Желая полностью восстановить изгладившееся из памяти потомков, Жюль дни напролет проводил в мечтах об утехах Соломона, садах Семирамиды и бегстве Клеопатриной галеры, в битве у Акция,[52] о чадящей лампе Мессалины и ее фиалковом капюшоне,[53] размышлял о тайнах Атриума, заимствуя ярость Ювенала, и об оргиях времен империи, вдохновляясь возвышенным стилем Тацита.
Чванливая и немногословная, набеленная, нарумяненная, с негнущейся шеей в брыжжах а-ля Медичи, высокородная дама XVI века тоже удостоилась наконец его любви, та, что читала королеву Наваррскую,[54] хохотала при виде вздернутых на Монфоконе[55] горемык, была приятельницей Брантома,[56] почтеннейшей девицей и большой любительницей маскарадов, пастилок с ванилью и флорентийских перчаток, говорила по-итальянски, благопристойно присюсюкивая, и в глубине души сходила с ума по некоему молоденькому королевскому пажу, которого вскоре совратила с праведного пути, а там и отравила из ревности, едва сама потом не наглотавшись яду, с тоски, вестимо.

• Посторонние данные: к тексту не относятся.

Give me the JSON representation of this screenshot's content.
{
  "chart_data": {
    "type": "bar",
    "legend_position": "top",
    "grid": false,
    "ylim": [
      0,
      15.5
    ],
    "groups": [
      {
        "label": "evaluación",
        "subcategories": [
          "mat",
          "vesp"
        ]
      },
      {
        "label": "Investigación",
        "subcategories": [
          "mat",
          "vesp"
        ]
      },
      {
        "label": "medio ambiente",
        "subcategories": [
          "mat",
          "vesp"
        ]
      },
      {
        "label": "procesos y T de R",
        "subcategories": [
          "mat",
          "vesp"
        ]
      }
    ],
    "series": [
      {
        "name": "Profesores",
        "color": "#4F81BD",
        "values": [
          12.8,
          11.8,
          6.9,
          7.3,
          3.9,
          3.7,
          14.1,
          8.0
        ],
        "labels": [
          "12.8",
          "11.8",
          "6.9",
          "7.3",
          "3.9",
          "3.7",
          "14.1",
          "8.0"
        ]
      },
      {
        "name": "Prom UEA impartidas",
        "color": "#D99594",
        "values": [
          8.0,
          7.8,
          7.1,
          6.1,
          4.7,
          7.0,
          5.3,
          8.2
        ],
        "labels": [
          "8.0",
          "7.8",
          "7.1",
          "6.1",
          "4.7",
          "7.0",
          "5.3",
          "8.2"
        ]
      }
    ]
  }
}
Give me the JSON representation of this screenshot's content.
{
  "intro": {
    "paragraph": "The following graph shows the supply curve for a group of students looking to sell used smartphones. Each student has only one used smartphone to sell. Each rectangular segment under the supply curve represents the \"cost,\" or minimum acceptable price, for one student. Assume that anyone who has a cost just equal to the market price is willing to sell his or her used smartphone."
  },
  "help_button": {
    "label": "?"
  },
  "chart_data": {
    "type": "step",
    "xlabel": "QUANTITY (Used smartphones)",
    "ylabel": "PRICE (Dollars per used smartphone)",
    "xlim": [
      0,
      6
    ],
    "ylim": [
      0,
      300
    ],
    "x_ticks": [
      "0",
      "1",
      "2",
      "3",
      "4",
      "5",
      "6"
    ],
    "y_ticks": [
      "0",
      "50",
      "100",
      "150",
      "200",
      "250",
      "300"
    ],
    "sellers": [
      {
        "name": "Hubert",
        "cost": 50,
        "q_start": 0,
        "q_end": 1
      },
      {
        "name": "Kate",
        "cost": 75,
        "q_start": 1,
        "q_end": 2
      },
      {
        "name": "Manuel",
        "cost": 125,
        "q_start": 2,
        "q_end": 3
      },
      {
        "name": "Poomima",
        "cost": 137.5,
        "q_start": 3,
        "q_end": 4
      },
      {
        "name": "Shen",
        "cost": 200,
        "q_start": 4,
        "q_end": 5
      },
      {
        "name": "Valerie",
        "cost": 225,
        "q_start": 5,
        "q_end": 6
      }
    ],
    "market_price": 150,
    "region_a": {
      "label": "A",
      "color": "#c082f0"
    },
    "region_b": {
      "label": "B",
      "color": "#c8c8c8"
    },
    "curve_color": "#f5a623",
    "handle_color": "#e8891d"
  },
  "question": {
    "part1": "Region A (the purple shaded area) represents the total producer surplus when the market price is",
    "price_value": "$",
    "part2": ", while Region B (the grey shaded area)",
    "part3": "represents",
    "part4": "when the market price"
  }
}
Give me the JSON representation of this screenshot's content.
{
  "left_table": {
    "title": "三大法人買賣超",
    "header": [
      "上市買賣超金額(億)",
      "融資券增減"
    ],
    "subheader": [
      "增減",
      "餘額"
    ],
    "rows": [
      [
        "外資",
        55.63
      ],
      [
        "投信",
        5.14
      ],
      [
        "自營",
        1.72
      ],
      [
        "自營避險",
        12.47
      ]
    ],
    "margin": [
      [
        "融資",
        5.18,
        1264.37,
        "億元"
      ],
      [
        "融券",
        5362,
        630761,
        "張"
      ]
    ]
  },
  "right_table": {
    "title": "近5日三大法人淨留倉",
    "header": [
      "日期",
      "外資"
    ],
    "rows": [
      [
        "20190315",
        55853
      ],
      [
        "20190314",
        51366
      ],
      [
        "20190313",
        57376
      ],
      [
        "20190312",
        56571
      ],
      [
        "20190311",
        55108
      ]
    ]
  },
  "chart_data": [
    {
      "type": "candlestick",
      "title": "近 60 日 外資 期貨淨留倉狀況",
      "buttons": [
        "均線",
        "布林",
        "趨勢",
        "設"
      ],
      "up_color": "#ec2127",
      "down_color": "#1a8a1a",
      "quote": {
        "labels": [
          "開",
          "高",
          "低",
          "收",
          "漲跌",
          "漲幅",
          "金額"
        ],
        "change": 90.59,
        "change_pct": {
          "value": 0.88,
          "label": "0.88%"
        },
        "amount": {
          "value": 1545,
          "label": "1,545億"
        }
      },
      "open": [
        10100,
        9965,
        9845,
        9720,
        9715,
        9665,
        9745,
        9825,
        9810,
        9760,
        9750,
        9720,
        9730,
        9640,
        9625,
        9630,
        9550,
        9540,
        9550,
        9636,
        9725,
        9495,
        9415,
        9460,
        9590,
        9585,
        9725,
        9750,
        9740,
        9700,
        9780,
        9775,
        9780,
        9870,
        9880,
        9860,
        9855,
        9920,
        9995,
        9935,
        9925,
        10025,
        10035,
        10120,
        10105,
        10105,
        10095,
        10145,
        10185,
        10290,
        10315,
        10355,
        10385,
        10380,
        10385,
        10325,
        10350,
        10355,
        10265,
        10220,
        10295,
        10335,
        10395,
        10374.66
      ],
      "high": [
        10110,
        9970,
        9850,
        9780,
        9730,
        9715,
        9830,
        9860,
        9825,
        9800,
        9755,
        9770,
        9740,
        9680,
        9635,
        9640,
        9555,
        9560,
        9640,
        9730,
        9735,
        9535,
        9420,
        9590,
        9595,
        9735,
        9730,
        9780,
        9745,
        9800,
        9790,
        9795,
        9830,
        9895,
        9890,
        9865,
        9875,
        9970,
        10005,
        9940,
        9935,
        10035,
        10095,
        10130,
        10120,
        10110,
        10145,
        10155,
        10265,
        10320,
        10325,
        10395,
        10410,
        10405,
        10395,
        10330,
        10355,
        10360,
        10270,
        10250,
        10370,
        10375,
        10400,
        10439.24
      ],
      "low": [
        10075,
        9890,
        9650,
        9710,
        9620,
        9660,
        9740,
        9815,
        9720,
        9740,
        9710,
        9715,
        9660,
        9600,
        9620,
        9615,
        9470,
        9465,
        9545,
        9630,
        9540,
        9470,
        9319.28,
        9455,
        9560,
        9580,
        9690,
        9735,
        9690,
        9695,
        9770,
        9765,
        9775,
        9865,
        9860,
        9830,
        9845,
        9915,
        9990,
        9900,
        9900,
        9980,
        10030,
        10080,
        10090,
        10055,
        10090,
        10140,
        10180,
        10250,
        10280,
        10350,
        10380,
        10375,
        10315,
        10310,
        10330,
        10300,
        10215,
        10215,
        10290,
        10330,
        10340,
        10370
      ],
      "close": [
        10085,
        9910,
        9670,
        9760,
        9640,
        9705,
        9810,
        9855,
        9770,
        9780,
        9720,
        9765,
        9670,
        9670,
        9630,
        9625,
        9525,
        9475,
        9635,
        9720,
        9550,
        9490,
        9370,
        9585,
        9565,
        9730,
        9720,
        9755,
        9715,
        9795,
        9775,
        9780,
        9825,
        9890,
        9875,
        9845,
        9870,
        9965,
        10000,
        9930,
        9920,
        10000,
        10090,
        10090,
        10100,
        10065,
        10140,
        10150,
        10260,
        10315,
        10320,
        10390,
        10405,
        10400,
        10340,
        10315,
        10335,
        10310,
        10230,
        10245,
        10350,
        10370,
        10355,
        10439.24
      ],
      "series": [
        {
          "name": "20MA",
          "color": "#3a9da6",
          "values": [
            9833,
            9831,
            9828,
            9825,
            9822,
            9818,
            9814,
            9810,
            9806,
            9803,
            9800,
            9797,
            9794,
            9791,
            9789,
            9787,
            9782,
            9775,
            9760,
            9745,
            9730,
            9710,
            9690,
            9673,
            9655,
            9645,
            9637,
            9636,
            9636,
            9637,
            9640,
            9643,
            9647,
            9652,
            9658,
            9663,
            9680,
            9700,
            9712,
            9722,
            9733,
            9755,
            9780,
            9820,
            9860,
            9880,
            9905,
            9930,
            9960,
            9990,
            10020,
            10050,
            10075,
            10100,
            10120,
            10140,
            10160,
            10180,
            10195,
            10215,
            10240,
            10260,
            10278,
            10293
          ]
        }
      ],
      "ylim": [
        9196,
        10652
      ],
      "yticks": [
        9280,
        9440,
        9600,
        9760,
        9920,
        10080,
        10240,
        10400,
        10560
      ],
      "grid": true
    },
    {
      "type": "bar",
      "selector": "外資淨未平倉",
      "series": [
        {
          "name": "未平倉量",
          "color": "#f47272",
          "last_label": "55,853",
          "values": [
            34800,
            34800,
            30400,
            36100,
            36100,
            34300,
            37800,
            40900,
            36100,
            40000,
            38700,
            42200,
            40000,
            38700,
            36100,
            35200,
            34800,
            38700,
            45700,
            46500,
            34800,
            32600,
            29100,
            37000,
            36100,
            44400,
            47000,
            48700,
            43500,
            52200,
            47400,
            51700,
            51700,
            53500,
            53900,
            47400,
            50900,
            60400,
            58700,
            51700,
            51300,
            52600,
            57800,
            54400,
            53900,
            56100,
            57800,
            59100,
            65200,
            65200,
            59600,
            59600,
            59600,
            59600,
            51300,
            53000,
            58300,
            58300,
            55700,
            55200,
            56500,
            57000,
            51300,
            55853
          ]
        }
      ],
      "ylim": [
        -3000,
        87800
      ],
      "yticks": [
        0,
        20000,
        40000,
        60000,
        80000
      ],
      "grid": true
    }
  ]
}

В романах минувшего века, в книгах с красными обрезами и анонимных брошюрах, тех, что когда-то издатели пеленали в грубые, из серой бумаги, обложки, он выискивал биографии бесшабашных либертенов в стиле Данкуровых[57] героев и жизнеописания подозрительных вдовушек, державших у себя в услужении ландскнехтов; он частенько в мыслях своих навещал комедианток дореформенной эпохи — девиц с осиной талией в платьях с широченными кринолинами, вероломных маленьких обманщиц со щеками персикового цвета, разорявших откупщиков ради какого — нибудь потрепанного острослова, слагавшего для них стишки; им надобно было предоставить тучного кучера в пудреном парике, новую упряжку лошадей каждые полгода и особняк на бульваре. Но все ж средь этакого щегольства, между Пироновым приапизмом и пресными тирадами мсье де Берниса,[58] кто-то, как Дегриё, плакал, уткнувшись в колени своей Манон, а известный вам Жан-Жак описывал ночь, проведенную у мадам д’Эпине.[59]